Reduce highway fatalities. To the extent that this tax encourages the purchase of lighter, more fuel-efficient cars it will actually increase highway fatalities. This has been the well-documented result of federal Corporate Average Fuel Economy (CAFE) standards.

Reform Social Security. For Tierney this is the clincher. It is what ensures that his gas tax is indeed the “solve everything tax.” The idea is that the revenue from the gas tax would fund private accounts for Social Security so, as Tierney puts it, “at least they’ll get their money back,” referring to purchasers of gasoline. The idea that people who pay the gas tax will “get their money back” in the form of a private retirement account is based on several false assumptions. First it assumes that these accounts will somehow be set up in proportion to the amount of gas tax that people pay. If this is not the case, then the whole program would be nothing but a coercive wealth transfer from those who pay relatively more in taxes to those who receive relatively more in “retirement account money.” But even if Americans were given retirement accounts that exactly equaled the amount paid in gas taxes, they would still be made worse off. This is because without the tax, the money can be used at any time for any purpose—to pay the rent, buy new clothes, and make car payments, and so on. But money received as a retirement account would be restricted to retirement use. Hence from the perspective of economics that money is less valuable to the taxpayer than the money paid in taxes. This takes into account that the money in the account would accumulate interest. If the gasoline taxpayer preferred to put this money away in an IRA or other retirement account and have it accumulate interest, he would have that option without the “help” (coercion) of Tierney’s gas tax.

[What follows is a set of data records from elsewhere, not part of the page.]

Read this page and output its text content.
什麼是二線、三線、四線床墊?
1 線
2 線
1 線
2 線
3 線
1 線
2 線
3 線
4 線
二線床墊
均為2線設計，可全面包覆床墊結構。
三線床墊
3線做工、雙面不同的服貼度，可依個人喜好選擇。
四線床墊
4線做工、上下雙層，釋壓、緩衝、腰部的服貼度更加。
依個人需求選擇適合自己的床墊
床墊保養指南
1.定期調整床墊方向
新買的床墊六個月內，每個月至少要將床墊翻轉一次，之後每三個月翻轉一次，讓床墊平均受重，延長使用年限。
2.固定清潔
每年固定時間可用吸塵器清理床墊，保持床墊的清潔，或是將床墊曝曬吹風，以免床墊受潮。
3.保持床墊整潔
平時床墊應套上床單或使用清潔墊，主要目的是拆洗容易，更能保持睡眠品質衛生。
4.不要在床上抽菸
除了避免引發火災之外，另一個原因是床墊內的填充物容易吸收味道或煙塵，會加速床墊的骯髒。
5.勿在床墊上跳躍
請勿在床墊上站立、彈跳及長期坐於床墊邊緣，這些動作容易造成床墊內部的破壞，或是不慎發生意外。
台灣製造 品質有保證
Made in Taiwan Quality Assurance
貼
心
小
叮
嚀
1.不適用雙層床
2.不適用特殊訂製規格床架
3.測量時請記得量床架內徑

The idea of funding private accounts for Social Security with a tax increase is certainly not a novel idea. But according to Tierney,this isn’t just any tax increase. This is a tax increase that would be good for society even if Social Security were not the target of its booty.

Unrealistic Assumptions

Finally, to put some “rigor” into his proposal, Tierney turns to a study in the American Economic Review purporting to show that the gas tax “should increase by 60 cents per gallon to compensate for the congestion, pollution and other costs that drivers impose on society.” Besides the fact that none of these revenues would be used to “compensate” anyone for anything, to arrive at such a conclusion the authors of this study had to make assumptions about market prices and what they represent that have no relationship to the real world. When assessing the tax calculations made in these kinds of studies, Nobel laureate James Buchanan concluded in his book Cost and Choice, “[T]he analyst has no benchmark from which plausible estimates can be made.” Ultimately, these calculations require the same information that an all-knowing economic central planner would need to efficiently plan an entire economy. This is why “pollution taxes” advocated by many economists as a “market based” policy are actually a “stealth” form of socialism. Ultimately, taxes of this sort, while derived in an air of rigor and mathematical elegance, are arbitrary and meaningless in terms of their stated goal—increasing economic efficiency and social welfare.

In reality, Tierney’s tax is nothing special. Like a typical “sin tax,” its intentions are paternalistic. And like all other taxes, it coercively transfers wealth and distorts economic decision-making.